La guerra mayor sería apocalíptica. Ningún lugar es seguro. Rusia invadió Ucrania en una operación relámpago que ha salido más cara de lo esperado. Se ha encontrado una fuerte e irritante resistencia, en los puntos urbanos ocupados por las fuerzas rusas.

Crisis humanitaria, sanciones financieras

La crisis es humanitaria. Más de millón y medio de ucranianos han huido de la carnicería, refugiándose en otros países. Polonia se ha convertido en un gran asilo para miles de familias arrojadas al frío y forzoso exilio.

Ahora como antes, la razón podría estar repartida a partes iguales entre las partes en conflicto. Por el momento están saltando las chispas del relato oficial de uno y otro lado, con discursos incendiarios y aparentemente racionales, tanto de Rusia como de Ucrania.

La acometida violenta y monstruosa de Putin ha encontrado fuertes sanciones financieras por parte del bloque occidental. En esto está unido Occidente. Pero esas sanciones extremarían al intrépido Putin y radicalizarían aún más las pasiones del Kremlin. Las últimas sanciones son más bien tecnológico-financieras, con suspensión de servicios bancarios. El objetivo sería arruinar la economía rusa y despedazar el rublo.

La escalada bélica sería mucho mayor, alcanzaría un pico super peligroso. Estados Unidos está interviniendo de forma indirecta, tal y como lo hizo en los primeros años de la lejana segunda guerra mundial. El ataque a Pearl Harbor fue el parteaguas que obligó a la entrada abierta en el conflicto. La declaratoria oficial de guerra siguió al 7 de diciembre de 1941, «el día que vivirá en la infamia».

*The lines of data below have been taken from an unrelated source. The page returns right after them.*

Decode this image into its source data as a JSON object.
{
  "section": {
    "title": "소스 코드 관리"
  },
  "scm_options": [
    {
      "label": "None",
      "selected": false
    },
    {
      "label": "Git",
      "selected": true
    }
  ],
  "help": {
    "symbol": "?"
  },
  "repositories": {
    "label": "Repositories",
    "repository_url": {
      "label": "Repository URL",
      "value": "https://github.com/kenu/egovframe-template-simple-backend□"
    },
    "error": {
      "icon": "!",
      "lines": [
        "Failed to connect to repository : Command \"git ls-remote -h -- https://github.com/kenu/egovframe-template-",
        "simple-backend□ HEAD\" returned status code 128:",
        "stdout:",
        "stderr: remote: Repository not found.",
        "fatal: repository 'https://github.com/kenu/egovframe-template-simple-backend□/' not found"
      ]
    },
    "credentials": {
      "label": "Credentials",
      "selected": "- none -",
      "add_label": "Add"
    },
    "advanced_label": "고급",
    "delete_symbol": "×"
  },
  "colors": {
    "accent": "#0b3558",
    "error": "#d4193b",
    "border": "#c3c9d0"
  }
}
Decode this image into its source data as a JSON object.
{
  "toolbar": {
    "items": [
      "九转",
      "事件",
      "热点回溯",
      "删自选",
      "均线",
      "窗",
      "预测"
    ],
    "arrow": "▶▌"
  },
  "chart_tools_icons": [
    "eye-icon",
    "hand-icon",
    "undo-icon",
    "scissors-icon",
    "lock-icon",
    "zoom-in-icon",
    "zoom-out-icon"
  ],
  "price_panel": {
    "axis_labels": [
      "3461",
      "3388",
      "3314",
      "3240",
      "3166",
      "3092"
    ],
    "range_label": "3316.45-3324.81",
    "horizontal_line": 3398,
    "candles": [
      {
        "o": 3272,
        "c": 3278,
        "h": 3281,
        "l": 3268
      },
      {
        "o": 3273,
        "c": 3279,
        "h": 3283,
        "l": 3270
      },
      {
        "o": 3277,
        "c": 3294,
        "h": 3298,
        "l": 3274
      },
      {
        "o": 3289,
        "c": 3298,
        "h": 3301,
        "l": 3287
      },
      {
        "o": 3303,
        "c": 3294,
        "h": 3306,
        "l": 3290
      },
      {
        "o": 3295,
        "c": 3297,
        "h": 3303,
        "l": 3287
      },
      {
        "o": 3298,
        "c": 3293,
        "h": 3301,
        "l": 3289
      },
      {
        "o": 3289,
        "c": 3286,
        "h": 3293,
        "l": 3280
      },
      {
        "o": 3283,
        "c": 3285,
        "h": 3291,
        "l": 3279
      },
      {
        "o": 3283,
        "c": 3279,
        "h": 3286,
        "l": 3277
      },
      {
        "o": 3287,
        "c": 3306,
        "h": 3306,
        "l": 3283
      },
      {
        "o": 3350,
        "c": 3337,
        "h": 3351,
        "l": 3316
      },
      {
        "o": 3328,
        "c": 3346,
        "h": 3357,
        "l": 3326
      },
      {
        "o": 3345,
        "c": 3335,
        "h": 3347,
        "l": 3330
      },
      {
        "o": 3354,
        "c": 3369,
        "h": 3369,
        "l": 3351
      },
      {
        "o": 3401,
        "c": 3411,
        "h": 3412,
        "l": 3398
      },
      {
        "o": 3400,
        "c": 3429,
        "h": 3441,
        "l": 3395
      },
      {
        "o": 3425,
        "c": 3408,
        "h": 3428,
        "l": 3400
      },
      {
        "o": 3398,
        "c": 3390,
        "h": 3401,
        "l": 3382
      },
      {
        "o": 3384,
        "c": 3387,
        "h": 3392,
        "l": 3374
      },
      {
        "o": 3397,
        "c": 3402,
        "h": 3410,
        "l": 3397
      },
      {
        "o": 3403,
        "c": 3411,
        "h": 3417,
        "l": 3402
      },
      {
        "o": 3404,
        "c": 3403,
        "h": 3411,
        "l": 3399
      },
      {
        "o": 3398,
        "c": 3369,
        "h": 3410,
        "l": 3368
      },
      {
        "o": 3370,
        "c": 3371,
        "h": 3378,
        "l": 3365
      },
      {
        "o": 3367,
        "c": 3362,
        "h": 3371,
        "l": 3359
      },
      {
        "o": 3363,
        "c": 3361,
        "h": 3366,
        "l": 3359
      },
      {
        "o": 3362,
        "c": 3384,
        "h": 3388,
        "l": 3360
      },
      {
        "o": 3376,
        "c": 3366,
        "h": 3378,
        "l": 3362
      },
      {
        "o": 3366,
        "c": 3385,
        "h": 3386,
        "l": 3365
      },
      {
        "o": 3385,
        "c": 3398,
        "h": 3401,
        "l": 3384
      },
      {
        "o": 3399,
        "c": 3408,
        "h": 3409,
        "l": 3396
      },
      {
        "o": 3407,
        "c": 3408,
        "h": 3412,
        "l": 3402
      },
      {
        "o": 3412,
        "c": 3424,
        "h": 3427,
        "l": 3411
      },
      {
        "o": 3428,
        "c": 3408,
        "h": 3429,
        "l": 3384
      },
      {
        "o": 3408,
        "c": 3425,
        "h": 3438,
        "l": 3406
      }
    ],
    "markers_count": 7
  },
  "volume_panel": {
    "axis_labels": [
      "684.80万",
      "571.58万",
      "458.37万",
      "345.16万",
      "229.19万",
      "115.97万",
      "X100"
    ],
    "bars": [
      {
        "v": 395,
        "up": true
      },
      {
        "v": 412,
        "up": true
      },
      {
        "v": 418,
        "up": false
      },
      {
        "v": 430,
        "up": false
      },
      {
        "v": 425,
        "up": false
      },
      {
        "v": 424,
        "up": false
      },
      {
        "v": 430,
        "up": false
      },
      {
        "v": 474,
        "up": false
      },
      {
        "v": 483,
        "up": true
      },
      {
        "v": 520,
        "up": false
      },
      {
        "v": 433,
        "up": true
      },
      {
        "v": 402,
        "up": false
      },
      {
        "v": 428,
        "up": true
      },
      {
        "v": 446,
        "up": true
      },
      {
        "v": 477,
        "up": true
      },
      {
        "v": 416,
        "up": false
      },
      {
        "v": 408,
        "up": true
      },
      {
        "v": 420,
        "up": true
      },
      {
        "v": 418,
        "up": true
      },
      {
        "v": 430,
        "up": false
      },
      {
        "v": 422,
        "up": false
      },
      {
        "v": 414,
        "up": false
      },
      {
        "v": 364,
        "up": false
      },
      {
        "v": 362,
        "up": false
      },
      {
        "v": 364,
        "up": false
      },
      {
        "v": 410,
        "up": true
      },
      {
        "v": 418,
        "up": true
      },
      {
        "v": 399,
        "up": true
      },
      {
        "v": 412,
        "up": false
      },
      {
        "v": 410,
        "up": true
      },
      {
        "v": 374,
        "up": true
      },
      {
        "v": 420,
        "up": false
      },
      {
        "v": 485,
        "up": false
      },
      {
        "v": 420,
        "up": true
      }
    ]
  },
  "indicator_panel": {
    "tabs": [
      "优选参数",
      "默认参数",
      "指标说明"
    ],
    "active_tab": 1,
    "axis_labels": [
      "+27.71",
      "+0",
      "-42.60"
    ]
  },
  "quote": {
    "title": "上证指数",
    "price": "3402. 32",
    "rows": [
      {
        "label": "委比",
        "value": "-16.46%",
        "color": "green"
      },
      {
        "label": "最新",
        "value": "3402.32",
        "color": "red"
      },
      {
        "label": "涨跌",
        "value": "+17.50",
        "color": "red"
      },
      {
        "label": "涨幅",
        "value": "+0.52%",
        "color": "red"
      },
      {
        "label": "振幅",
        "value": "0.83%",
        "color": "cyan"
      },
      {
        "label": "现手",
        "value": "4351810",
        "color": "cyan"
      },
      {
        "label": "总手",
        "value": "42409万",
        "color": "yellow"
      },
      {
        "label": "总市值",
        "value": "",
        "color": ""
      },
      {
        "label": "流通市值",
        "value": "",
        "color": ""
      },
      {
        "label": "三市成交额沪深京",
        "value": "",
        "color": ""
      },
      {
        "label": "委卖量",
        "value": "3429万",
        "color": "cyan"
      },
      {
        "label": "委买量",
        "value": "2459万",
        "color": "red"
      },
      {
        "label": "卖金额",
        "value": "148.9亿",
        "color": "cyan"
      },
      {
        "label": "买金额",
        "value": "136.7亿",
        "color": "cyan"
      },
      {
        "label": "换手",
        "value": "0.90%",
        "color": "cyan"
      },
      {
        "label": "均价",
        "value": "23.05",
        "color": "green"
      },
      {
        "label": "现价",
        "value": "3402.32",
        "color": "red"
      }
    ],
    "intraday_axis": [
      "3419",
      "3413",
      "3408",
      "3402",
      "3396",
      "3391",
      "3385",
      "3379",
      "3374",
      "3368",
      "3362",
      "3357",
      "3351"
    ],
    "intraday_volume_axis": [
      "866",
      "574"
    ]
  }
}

Algo así podría suceder en estos momentos calientes. Si mataran o afectaran soldados estadounidenses, el gigante de América se despertaría e ingresaría activamente en la guerra.

El poderoso Putin impondrá castigos severos contras las personas que lancen o hagan circular rumores falsos sobre las fuerzas militares. El que apoye las sanciones antirrusas, también sería castigado. El castigo sería carcelazos y paredones. Esto evitaría una guerrita sucia en las mismas entrañas del gigante eslavo. Putin se revela más autocrático que nunca.

De hecho, miles de manifestantes han sido arrestados en distintos puntos de Rusia. Se les considera quintas columnas o «caballos de Troya».